I was sad to hear St. Mark’s Lutheran Church in Provo has closed. Or, not exactly closed but the property is sold, there are houses where the church used to be, and the congregation is now meeting at some event center up north. A casualty of being a religious minority in Utah Valley.
This was the church where my sisters Evonne and Linda got married, where their children and grandchildren were baptized, the church Evonne attended her whole adult life, where she belonged to Altar Guild, and where she taught Vacation Bible School.
The pastor I remember is Bruce Jeske. I’m godfather to my two nephews, so I had to meet with him before their baptisms. My sisters liked him but he came across to me as adversarial. Maybe because by then I was Episcopalian rather than Lutheran. When you’re a minority you probably don’t like defections.
Then too, St. Mark’s was Missouri Synod. We had a whole history of not being Missouri Synod. Too conservative.

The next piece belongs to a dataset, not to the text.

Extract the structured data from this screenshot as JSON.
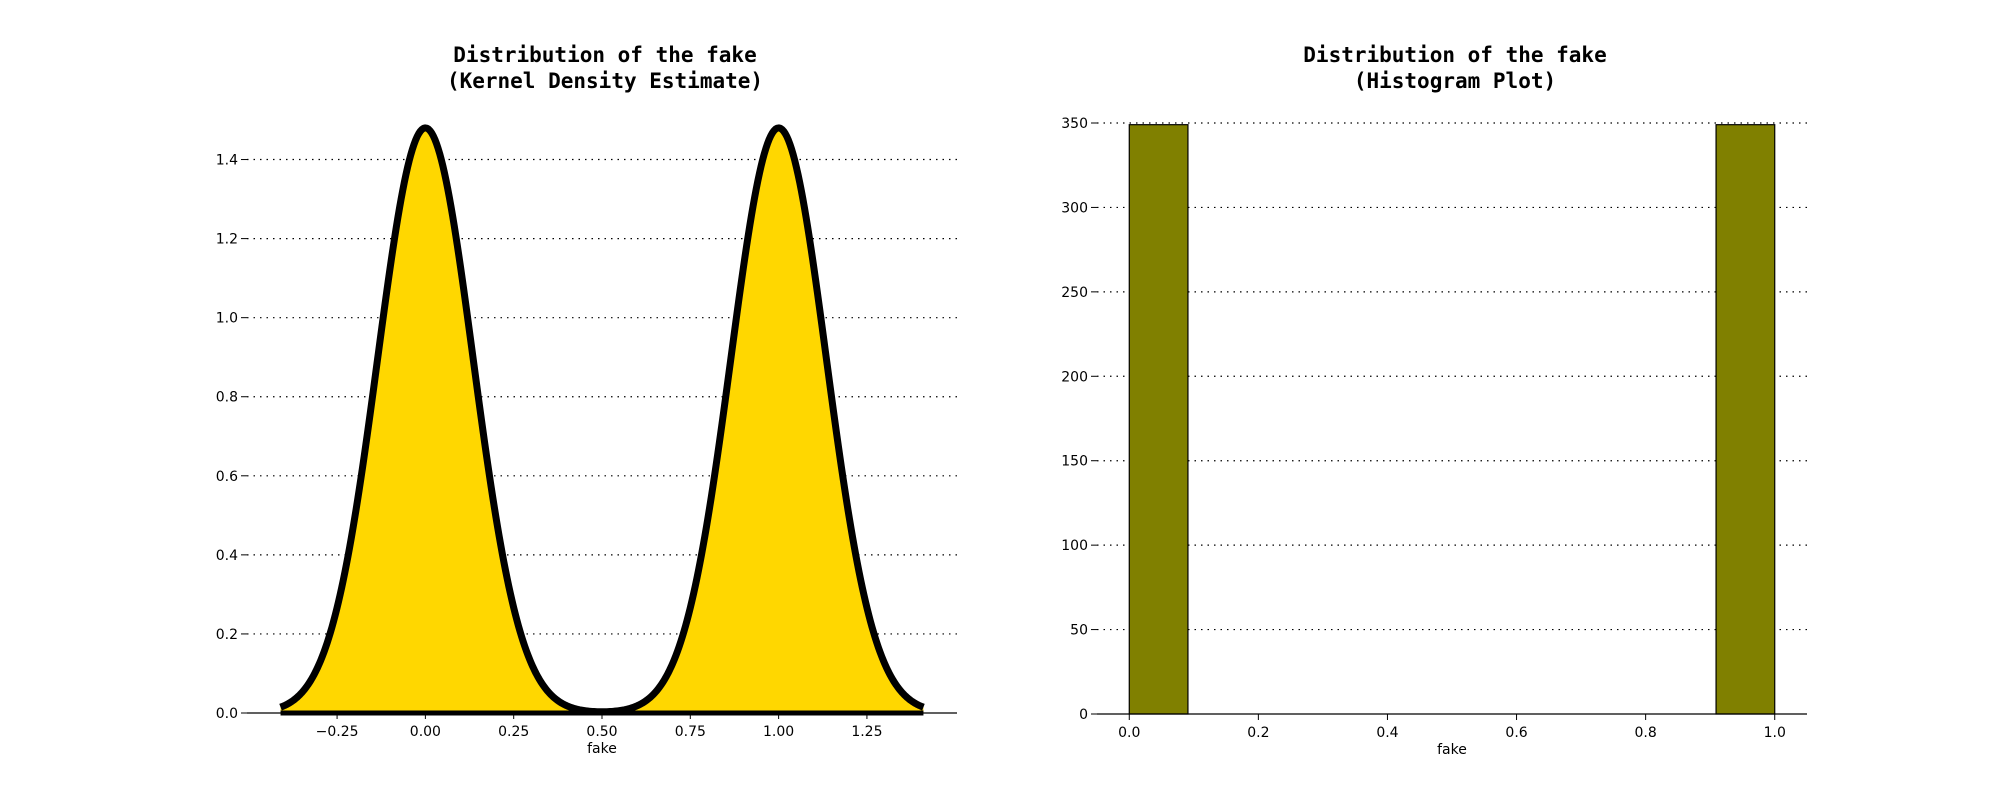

We were Augustana Synod in Brigham City, Utah. They were the Swedish church. Then they joined with other churches to form the Lutheran Church in America (LCA) in 1962. In Las Vegas we had to drive across town to an LCA church even though an American Lutheran Church (ALC) church was closer. But in Grand Junction we had to go to an ALC church because that was the only choice. That’s where I was confirmed.
The particular flavor of Lutheran mattered because my (step) dad was a Freemason. The more conservative kinds of Lutheran didn’t allow that.
Back in Utah, in Orem-Provo the only choice was Missouri Synod. Even more conservative. They went their own way even after the 1988 merger of the ALC and LCA into the Evangelical Lutheran Church in America.
Update March 10, 2023: I’ve heard the St. Mark’s congregation is still meeting, now in a building in Lindon. I don’t know what happened. Maybe the membership dropped to the point they couldn’t afford to maintain the church building any longer.